Echocardiography plays an important role in the diagnosis of cardiac amyloidosis. The echocardiographic features of cardiac amyloidosis are thickening of the left ventricular wall, interatrial septum, and valves; a speckled or granular myocardial appearance; enlargement of both atria; and diastolic dysfunction. However, it is important to recognize that these characteristic features are often present only in the later stages of the course of the disease [6]. Recently, cardiovascular MRI with a late gadolinium enhancement sequence has begun to play a role in the diagnosis of cardiac amyloidosis. Cardiovascular MRI provides not only functional and morphological information, but also detailed tissue characterization. Myocardial nulling (an inversion recovery pulse sequence) and diffuse enhancement in the delayed enhancement sequence are observed [7]. As in our case, cardiac MRI may assist in the early diagnosis of cardiac amyloidosis.

Cardiac involvement is a major determinant of treatment options and the prognosis. Approximately half of patients with AL amyloidosis expire due to cardiac involvement. However, cardiac amyloidosis patients who already have suffered heart failure have very poor prognoses [4] because the only therapeutic surgical option is heart transplantation [3]. Therefore, the early detection of cardiac amyloidosis and proper treatment of the underlying cause of amyloidosis are critical to ensure an optimal outcome.

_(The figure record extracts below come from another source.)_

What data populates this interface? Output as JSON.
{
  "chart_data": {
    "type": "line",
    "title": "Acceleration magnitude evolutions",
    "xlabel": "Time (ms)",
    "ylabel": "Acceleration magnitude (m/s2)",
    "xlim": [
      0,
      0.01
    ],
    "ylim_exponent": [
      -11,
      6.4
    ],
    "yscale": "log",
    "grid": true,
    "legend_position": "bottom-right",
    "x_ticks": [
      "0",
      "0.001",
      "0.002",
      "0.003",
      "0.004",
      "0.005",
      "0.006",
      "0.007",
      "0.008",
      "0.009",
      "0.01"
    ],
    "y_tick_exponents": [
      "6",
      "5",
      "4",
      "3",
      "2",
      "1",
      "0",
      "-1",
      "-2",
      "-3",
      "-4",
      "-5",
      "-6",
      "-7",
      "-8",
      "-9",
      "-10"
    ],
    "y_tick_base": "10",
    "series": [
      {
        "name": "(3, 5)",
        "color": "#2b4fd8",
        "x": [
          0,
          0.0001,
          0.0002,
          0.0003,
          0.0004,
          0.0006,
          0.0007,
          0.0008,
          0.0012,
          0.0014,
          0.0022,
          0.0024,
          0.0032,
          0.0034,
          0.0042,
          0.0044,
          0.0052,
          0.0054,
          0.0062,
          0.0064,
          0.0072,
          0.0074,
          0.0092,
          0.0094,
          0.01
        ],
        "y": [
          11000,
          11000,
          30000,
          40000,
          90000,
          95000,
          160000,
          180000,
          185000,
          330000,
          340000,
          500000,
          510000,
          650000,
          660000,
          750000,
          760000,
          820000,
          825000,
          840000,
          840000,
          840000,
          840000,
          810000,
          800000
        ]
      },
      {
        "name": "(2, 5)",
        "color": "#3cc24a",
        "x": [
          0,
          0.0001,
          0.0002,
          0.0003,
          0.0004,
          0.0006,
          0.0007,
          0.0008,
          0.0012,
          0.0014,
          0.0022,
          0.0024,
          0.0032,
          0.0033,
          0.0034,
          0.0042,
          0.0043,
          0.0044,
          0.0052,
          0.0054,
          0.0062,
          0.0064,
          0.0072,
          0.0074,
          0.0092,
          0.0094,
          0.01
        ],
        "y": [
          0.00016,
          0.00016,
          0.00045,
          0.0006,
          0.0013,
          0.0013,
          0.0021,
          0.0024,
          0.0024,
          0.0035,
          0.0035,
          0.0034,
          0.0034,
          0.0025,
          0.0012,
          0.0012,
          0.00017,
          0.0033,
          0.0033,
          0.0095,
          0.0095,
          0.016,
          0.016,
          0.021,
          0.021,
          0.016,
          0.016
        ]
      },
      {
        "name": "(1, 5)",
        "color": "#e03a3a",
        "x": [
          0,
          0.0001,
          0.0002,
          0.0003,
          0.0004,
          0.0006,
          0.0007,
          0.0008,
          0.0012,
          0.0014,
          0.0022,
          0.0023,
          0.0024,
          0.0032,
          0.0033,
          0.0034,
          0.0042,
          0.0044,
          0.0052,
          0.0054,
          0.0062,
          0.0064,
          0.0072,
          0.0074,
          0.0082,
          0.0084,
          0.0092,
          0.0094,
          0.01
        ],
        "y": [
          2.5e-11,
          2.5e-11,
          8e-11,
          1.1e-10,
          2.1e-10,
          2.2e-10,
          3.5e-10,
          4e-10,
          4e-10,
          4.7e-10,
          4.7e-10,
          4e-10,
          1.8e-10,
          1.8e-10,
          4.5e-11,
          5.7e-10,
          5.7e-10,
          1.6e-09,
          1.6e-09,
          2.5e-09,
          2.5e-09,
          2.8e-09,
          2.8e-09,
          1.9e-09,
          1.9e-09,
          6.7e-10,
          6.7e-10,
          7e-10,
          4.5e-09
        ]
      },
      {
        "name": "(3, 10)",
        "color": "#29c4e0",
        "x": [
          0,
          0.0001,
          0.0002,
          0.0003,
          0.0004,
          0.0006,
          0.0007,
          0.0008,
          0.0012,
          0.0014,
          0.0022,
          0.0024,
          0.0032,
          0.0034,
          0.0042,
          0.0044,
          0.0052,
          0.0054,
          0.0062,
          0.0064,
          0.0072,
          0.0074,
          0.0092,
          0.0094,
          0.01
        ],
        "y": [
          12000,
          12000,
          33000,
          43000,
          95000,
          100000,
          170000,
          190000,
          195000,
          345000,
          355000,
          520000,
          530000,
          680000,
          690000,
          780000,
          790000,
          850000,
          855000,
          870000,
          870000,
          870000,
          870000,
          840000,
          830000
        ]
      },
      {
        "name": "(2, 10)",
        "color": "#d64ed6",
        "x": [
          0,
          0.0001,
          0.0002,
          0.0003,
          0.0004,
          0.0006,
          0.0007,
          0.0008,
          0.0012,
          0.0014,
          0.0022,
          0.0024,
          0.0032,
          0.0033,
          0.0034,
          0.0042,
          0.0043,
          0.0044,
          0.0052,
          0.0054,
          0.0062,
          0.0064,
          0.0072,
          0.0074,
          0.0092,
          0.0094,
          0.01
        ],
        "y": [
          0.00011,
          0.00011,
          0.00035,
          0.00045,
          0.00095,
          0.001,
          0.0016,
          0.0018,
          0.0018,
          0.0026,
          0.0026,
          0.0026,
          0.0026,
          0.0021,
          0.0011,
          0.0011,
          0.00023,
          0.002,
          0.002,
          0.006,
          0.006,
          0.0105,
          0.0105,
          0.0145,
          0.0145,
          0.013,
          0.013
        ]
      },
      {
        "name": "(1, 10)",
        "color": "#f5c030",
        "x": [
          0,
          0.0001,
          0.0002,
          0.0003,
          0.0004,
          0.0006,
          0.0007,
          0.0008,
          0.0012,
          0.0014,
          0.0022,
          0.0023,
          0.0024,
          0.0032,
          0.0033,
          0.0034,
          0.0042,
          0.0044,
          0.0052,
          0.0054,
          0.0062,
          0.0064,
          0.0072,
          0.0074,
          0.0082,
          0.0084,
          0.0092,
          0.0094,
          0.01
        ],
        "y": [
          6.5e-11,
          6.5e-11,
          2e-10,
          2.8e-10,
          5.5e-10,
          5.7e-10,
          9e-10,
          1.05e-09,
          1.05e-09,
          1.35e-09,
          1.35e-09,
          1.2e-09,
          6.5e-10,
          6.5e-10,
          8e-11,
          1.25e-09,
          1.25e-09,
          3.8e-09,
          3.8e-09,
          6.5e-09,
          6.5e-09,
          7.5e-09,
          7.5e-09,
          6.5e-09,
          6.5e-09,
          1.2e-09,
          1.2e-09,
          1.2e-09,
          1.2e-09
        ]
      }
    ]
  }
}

Cardiac amyloidosis is a rare entity, especially in cases presenting with isolated tricuspid regurgitation, and requires a high level of diagnostic suspicion. Therefore, we contribute this case report to the growing literature on cardiac amyloidosis, with the goal of sharing our experience in the successful management of cardiac amyloidosis through tricuspid valve replacement and the subsequent use of chemotherapeutic agents to treat underlying plasma cell myeloma.